Fechou a porta por completo, ligou o chuveiro, deixou a água esquentar antes. Entrou finalmente. Tomou seu banho com sabonete com cheiro de framboesa, lavou os cabelos com xampu de queratina e enxáguo-os com condicionador fortificante de algum óleo especial. Não queria mais sair debaixo do chuveiro; a água quente era realmente viciosa e de olhos fechados, relaxava mais um pouco com o líquido quente batendo em seu rosto e no coro cabeludo.

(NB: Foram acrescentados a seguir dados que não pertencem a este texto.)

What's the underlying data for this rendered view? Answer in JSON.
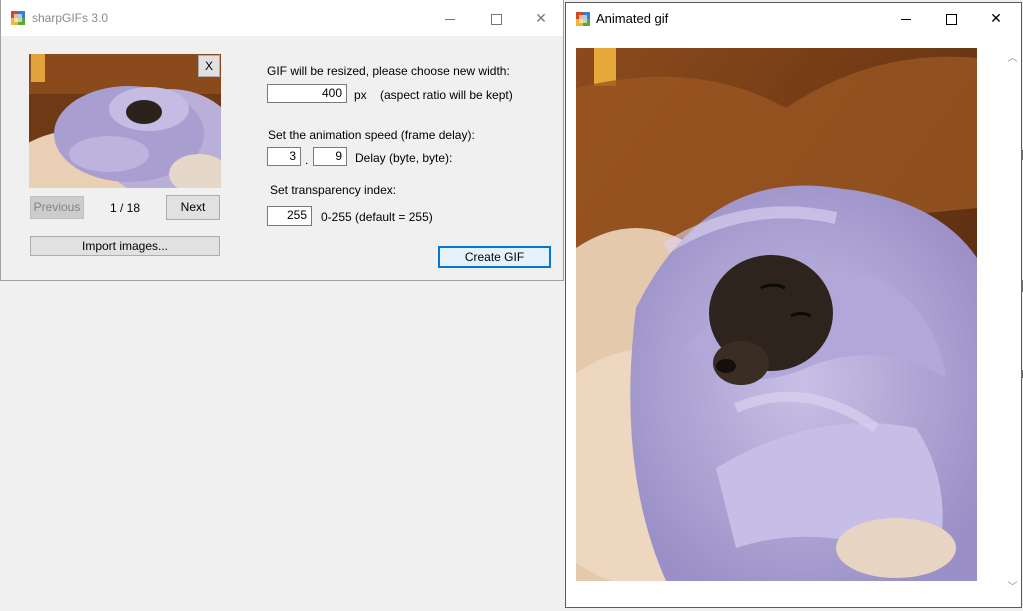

O momento foi interrompido com o barulho do que parecia ser uma batida muito forte em uma porta. Ela pulou de susto. Ofegante olhou para a porta do banheiro que se encontrava fechada. Devido ao barulho do chuveiro, ela não teve certeza do que e de onde viera aquele som. Desligou, colocou o roupão, abriu a porta e olhou cuidadosamente para o corredor. Foi direto paro o quarto – seu quarto ficava com a porta no final e de frente para o corredor – adentrou após verificar se haveria alguém e fechou com a chave.

Ainda nua, no momento em que iria colocar sua calçinha limpa, escutou outro bater na porta, mas daquela vez, ela teve certeza de que era na porta do seu próprio quarto. Seu coração estava em sua garganta e por isso tinha dificuldade para respirar e consequentemente para pensar. Quase caiu com a calcinha passada apenas por uma perna e a outra levantada. Vestiu-a o mais rápido possível, seguida por uma calça moletom cinza e uma camiseta baby-look verde claro. Ficou em silêncio para que pudesse ouvir qualquer coisa no corredor. Não ouviu nada.

Pensou em ficar o resto do dia e da noite trancada no quarto, mas precisava tirar a água do fogo para não incendiar a casa. Estava em um verdadeiro dilema. Abrir ou não abrir a porta nessas horas?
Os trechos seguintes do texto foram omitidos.